Пример соседа подбивает простака. Но как приняться за дело? Жена его надоумливает взять в мешок поросенка, да как завидит зайца, так и выпустить на него поросенка. Наставляя так, она уже одевает мужа, подпоясывает, сует ему в руки ломоть хлеба. Роман прячет хлеб за пазуху и с глупым самодовольством оглядывает свою «чепурную» фигуру:
— От теперь зовсим козак! Тилько закурить люльку, да хочь и у Крим.
Не торопясь, он накладывает табаком «люльку», запаливает ее и, заломив набекрень баранью шапку, отправляется на охоту за зайцем. Жена же, едва простак за дверь, звонко затягивает:
«Вяне вишня, посихае,
Що расте пид дубом:
Сохну, чахну так несчастна,
Живучи з нелюбом.
Прийди, милый, утри слези,
Що я проливаю,
Бо одрати ниякои
Бильш в свити не маю».
Прислонясь к задней кулисе, Никоша жадно следил за действием и забыл даже, что самому ему предстоит сейчас выйти на сцену; когда же теперь Параска пропела свою песенку с таким неподдельным чувством, он невольно забил в ладони:
— Браво! браво!
— Во-первых, не «bravo», a «brava», потому что поет не мужчина, а дама, — заметил ему искавший уже его режиссер-отец. — А во-вторых, твой же выход. Зевать, братец, не полагается.
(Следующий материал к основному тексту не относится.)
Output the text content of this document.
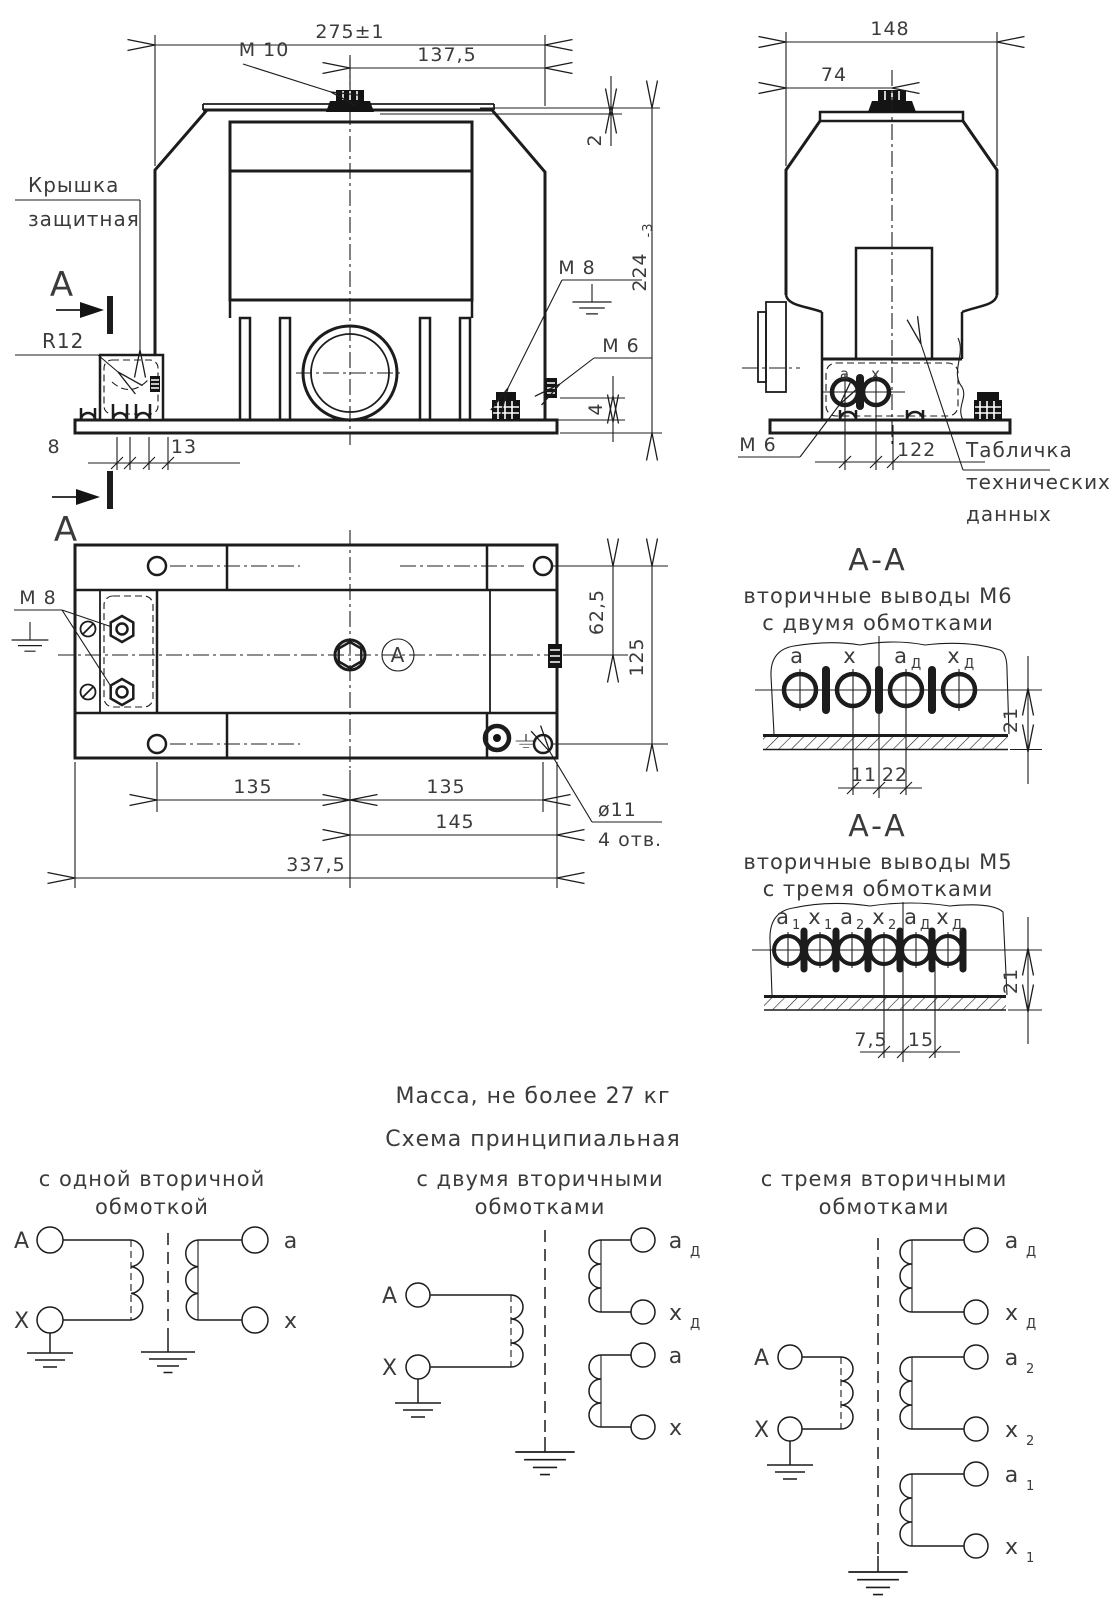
275±1
137,5
M 10
2
224
-3
M 8
M 6
4
Крышка
защитная
R12
8	13
A
A
148
74
M 6	122
a x
Табличка
технических
данных
M 8	62,5
125
135	135
145
337,5
ø11
4 отв.
A
A-A
вторичные выводы М6
с двумя обмотками
a x a Д x Д
21
11 22
A-A
вторичные выводы М5
с тремя обмотками
a 1 x 1 a 2 x 2 a Д x Д
21
7,5 15
Масса, не более 27 кг
Схема принципиальная
с одной вторичной
обмоткой
A
X
a
x
с двумя вторичными
обмотками
A
X
a Д
x Д
a
x
с тремя вторичными
обмотками
A
X
a Д
x Д
a 2
x 2
a 1
x 1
Зрителей не было; сцена была только слабо освещена, и потому дебютант наш, очутившись на подмостках, тотчас вошел в роль: с характерным акцентом дьячка-семинариста он выражает «Параскеве Пантелимоновне» свою несказанную радость, что слышит «глас веселия» ее сердца. Параска же со смехом рассказывает Хоме Григоровичу, как спровадила мужа ловить зайцев поросенком, и ставит на стол перед дорогим гостем «запиканку». Но едва лишь тот налил себе чарочку, как за окном хаты раздается громкий собачий лай. Дьячек выглядывает в окошко: «Ай, батюшки! соцкий с солдатом!» — и, как угорелый, мечется по хате. Параска, не растерявшись, прячет труса под «привалок» и прикрывает «рядном».
Такой маленький роздых был начинающему актеру очень кстати, чтобы немножко хоть дух перевести.
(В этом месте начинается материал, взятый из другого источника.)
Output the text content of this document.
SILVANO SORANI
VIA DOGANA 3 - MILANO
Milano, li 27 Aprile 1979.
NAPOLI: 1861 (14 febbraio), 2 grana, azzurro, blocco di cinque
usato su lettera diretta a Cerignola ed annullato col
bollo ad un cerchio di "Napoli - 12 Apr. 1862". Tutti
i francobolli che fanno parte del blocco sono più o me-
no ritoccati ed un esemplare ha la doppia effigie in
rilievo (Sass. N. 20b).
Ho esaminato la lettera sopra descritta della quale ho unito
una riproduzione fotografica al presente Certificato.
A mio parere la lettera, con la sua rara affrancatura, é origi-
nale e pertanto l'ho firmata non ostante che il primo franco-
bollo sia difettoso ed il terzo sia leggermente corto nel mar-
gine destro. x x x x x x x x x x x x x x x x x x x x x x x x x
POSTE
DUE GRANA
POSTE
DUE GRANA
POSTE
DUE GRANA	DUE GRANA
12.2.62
«Уф! даже пот прошиб. А сыграл-то, кажись, изрядно? Реплику бы только опять не пропустить».
Между тем соцкий угощается стоящей на столе «горилкой», угощает и солдата. Тот с дороги чего бы и закусил, да у хозяйки, вишь, про непрошенных гостей ничего не изготовлено.
— Ну, нечего делать, — говорит служивый, укладываясь спать на лавку. — Солдатское брюхо привыкло постничать.
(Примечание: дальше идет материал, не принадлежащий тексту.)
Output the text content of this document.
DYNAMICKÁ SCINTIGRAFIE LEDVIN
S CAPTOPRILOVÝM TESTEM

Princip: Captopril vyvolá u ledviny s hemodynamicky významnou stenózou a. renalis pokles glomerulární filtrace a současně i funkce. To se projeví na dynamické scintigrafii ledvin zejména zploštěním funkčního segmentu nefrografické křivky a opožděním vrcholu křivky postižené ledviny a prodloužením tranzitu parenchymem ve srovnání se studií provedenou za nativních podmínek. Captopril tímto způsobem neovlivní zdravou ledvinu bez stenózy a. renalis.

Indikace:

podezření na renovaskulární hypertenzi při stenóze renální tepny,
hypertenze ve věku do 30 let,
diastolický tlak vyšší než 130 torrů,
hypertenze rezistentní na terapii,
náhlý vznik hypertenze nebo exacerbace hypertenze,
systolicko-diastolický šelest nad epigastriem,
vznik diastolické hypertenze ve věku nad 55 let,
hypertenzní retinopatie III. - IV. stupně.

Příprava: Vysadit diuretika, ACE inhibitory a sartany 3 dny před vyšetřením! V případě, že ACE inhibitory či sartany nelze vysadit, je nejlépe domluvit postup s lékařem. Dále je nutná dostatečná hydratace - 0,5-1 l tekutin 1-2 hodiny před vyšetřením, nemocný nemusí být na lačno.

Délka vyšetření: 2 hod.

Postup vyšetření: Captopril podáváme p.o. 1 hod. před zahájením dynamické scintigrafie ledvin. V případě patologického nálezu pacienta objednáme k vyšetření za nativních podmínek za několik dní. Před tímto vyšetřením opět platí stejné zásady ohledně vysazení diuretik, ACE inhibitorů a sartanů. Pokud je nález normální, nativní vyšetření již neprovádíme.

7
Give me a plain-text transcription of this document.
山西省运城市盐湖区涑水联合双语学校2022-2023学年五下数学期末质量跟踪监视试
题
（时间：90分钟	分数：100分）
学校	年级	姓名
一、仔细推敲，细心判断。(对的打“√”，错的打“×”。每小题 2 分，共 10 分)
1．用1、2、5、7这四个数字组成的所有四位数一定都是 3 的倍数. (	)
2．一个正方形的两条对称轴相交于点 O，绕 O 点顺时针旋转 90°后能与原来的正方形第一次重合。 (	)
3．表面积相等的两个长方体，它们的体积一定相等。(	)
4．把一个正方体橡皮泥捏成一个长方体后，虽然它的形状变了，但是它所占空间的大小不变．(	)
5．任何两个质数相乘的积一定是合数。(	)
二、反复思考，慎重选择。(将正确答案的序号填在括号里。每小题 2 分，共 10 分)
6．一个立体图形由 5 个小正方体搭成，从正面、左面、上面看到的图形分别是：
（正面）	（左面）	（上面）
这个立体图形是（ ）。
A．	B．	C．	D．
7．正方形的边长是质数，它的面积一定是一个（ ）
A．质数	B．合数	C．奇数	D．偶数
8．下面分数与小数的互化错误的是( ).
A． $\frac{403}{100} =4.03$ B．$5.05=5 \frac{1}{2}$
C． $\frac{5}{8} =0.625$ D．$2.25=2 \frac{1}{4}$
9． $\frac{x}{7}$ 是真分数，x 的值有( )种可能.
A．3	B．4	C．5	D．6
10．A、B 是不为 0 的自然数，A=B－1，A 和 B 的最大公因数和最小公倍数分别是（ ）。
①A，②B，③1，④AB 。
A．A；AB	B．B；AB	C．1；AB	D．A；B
И он пускает тяжелый храп.
— Уже москаль и захрип! — замечает соцкий. — Знемигся, сердяга, вид походу.
Молвил и вышел. Ну, Хома Григорьевич, опять на сцену!
Выбрался дьячок наш из-под рядна и со страхом озирается. Но соцкого нет, солдат на лавке храпит, не шелохнется; опасность миновала. Со вздохом облегчения Хома-Никоша усаживается снова за стол, а добрая хозяюшка достает для него из запечка варену[28], хлеба да жареного цыпленка. Знай, угощайся!
Но не тут-то было. Наклонясь к окошку, Параска видит мужа, возвращающегося с охоты. Вот не было печали!
Дьяк поспешно лезет опять под привалок; Параска того спешнее прячет все угощение в запечек, приносит и кладет на стол заранее припасенного, убитого зайца, а сама, как ни в чем не бывало, садится за пряжу. Входит в хату Роман и накидывается на свою бабу с бранью, что одурачила-де его с зайцем; но приподнятый кулак его застывает в воздухе: на столе лежит мертвый заяц. Откуда он взялся? Жена с самым невинным видом объясняет, что так и так, мол, сейчас поросенок принес. Вот так штука!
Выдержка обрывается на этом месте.